7-year-old Carl, stretches before his ride.

The transformation in the students in three days was amazing. Not only in their skills, but I could see their confidence and self-esteem rise, hour by hour.

Lyle was teaching life lessons along with bull riding. At one point, a teen was getting ready and the bull leaned on his foot against the back of the chute. He whined. Lyle admonished him: “It’s time to Cowboy Up. That isn’t just a slogan on the bumper of a pickup, you know.” The kid was embarrassed and mad. He rode for two jumps, was bucked off and stomped out of the arena. Lyle followed him, talking the whole way. The kid wasn’t buying it. Lyle went back again ten minutes later, when the kid had calmed down and was more likely to listen.

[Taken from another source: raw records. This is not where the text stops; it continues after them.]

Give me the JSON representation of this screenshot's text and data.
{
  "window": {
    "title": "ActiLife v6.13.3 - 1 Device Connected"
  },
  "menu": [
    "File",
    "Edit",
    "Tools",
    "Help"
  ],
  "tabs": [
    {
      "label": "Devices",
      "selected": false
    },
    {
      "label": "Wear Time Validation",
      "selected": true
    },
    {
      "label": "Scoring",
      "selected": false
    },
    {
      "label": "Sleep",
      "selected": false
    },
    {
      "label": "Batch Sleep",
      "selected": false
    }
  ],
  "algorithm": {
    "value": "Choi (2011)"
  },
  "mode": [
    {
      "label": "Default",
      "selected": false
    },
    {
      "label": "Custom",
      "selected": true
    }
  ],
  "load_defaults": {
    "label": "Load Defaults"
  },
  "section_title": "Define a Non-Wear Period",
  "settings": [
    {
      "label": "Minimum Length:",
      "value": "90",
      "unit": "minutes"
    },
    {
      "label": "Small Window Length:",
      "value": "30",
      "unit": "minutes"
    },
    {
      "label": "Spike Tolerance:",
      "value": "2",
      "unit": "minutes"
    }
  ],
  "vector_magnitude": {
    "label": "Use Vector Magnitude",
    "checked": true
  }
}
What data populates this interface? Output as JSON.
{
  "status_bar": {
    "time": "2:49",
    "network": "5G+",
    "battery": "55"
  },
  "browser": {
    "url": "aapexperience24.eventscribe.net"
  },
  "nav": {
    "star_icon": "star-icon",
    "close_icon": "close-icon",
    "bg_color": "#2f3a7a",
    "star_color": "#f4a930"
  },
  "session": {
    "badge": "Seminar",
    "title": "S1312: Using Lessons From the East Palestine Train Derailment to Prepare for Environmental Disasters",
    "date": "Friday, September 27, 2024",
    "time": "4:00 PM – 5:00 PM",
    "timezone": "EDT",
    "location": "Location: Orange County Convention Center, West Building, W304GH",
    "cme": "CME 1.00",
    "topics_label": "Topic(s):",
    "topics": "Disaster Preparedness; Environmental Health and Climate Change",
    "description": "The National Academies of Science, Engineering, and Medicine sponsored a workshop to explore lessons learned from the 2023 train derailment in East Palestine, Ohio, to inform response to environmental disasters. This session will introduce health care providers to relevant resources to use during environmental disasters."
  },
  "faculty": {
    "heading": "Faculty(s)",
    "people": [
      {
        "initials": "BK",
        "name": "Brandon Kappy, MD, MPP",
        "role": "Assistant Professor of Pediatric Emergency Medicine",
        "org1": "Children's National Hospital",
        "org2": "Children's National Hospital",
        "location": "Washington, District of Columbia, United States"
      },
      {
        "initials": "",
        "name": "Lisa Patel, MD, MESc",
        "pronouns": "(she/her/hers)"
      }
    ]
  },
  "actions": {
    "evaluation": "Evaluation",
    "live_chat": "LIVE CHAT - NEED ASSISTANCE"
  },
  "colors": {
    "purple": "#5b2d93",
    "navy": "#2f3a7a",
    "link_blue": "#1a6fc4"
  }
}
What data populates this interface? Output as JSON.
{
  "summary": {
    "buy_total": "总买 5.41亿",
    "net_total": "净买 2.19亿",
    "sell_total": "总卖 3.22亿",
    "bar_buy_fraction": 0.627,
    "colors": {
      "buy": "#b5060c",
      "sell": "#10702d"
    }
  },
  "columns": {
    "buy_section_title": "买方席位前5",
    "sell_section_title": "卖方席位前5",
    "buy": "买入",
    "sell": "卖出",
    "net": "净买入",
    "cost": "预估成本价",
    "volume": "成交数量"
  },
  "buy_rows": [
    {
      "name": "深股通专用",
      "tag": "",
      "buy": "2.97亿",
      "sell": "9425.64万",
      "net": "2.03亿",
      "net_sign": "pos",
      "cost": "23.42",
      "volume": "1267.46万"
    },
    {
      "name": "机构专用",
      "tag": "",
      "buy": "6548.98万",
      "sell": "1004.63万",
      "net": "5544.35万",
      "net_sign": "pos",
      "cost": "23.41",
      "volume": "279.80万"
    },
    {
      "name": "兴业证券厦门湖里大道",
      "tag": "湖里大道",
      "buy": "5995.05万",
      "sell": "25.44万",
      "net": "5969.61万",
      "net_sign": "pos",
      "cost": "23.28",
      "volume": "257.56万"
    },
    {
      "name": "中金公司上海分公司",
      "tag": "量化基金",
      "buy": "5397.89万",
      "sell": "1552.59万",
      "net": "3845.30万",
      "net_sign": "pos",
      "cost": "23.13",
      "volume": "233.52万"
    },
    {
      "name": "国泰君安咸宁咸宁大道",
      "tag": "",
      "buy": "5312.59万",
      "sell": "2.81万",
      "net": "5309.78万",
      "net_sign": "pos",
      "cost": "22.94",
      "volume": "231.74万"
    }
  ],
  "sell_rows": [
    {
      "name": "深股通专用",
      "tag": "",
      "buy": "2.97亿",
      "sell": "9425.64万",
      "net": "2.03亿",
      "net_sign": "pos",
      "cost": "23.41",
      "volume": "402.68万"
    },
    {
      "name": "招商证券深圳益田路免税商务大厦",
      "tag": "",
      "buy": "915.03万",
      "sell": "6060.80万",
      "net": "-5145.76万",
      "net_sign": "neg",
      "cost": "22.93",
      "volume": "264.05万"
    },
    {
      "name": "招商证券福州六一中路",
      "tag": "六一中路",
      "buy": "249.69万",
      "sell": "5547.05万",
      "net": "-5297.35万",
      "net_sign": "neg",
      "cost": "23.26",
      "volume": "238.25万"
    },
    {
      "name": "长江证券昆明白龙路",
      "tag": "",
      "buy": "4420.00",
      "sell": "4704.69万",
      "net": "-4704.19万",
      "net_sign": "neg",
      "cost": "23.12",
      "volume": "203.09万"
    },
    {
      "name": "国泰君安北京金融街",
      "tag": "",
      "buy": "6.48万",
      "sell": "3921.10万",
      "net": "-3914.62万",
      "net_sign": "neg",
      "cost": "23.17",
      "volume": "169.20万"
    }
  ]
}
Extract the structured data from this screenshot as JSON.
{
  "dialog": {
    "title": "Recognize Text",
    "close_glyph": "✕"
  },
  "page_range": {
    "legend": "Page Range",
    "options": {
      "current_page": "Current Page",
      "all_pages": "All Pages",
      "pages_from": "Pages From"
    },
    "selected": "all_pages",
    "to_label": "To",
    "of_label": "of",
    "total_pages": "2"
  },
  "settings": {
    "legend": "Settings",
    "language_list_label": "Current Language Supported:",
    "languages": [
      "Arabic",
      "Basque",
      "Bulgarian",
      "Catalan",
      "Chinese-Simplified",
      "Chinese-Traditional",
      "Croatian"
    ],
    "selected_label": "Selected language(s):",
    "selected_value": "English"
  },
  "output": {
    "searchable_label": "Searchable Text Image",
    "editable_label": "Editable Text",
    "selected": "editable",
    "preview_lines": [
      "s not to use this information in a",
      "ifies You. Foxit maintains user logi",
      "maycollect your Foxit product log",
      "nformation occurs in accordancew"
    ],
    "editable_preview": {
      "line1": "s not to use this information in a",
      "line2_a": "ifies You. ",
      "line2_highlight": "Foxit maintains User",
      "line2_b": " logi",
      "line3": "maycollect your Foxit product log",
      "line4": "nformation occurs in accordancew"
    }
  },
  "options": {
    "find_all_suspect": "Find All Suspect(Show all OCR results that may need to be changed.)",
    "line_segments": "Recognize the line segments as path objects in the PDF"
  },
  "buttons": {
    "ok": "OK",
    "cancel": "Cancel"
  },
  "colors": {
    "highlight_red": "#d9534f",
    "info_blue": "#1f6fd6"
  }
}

You can’t pay someone to care that much. Lyle is a special man, who really cares about people.

In listening to Buddy Bush, the bullfighting coach, I learned more about what a rodeo life is. They are basically dirt-road gypsies. The life is much harder than I’d realized. But watching Buddy’s face as he told me stories, I could see how much he loves it. He believes he’s the luckiest guy out there. Isn’t that what everyone’s looking for?

Me, with Buddy Bush, Bull fighter and coach

Thanks to the research, and Lyle Sankey, the bullfighting in my book will be authentic.

Oh, and in case you’re wondering, I didn’t get on a bull, or in the arena with one.But if I were twenty years younger, I would have!